Influence of the propagation process

Instead of considering all possible relative error locations as in the previous section, we now restrict ourselves to the errors occurring for the particular image on which algorithm is performed. Intuition tells us that errors only happen near pixels that do not propagate.

More formally, let N₁ and N₂ be two neighborhoods such that $N_1 \subset N_2$. Let D₁ and D₂ be the resulting signed distance maps generated using N₁ and N₂ respectively. If there is a pixel p such that $D_1(p) \neq D_2(p)$, i.e. D₁(p) is inexact and D₁(p)>D₂(p), then there is a pixel $r \in N_2(p)$ such that either $D_1(r) \neq D_2(r)$, either D₁(r) was not propagated using N₁.

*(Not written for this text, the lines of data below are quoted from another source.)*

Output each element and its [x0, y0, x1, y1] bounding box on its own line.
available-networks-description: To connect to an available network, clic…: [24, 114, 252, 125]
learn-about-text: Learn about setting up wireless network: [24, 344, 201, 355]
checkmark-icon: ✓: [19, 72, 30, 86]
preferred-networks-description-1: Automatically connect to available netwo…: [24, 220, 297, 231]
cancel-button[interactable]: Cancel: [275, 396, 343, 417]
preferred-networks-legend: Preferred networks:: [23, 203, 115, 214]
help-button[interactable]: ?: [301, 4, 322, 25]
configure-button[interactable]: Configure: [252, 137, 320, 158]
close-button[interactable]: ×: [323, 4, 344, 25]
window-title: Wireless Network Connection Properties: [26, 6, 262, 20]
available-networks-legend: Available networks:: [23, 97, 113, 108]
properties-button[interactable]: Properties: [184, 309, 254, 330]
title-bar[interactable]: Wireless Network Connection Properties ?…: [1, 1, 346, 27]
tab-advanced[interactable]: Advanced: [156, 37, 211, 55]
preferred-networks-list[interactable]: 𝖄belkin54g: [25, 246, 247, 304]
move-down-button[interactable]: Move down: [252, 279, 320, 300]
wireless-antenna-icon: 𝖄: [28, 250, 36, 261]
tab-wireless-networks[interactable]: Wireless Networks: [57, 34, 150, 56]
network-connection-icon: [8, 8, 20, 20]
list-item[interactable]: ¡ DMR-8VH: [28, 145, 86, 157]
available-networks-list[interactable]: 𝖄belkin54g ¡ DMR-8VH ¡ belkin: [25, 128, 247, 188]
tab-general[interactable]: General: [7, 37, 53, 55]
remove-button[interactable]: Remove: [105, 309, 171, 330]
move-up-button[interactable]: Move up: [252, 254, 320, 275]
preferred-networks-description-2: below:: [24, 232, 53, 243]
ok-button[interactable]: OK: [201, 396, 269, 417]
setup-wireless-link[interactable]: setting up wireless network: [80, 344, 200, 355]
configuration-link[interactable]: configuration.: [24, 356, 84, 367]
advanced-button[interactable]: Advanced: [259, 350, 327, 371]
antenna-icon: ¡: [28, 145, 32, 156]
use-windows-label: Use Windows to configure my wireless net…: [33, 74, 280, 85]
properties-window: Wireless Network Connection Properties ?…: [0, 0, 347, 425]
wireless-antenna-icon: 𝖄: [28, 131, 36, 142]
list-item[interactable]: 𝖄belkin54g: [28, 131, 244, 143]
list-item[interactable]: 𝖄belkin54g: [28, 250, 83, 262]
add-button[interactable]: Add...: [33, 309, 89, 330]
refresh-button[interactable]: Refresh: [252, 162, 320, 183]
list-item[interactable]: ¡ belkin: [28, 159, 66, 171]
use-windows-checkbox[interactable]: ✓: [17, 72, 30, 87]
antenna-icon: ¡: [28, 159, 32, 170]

To prove this, let us first consider that pixels belonging to a Voronoi polygon VP(q) can only propagate to other locations belonging to VP(q) with the same q, which is what ordered propagation aims to achieve. Let us consider q such that $p \in VP(q)$, i.e. let q be the nearest object pixel to p. Let us consider the set $S=VP(q) \bigcap (N2(p) \backslash N1(p))$ (Figure ). We know this set is not empty since at least one pixel propagated to p using N₂ but none did using N₁. Let us suppose that all pixels $r \in S$ have a correct value and were propagated using N₁. Since propagation implies a strict increase of the distance value, at least one pixel $r \in S$ must propagate to a pixel $r' \not\in S$, i.e. a pixel $r \in VP(q) \bigcap N1(p)$. This is impossible since r' would then have been propagated to p using N₁, and D₁(p) would then be correct.

  

Figure 3.5: $S=VP(q) \bigcap (N2(p) \backslash N1(p))$

In practice, the ordered propagation of algorithm allows propagation to locations that are either in the same VP or in the neighborhood of this VP. Nevertheless, the above proof remains correct since propagated pixels located in the wrong VP are corrected before being propagated, and do not propagate themselves. Q.E.D.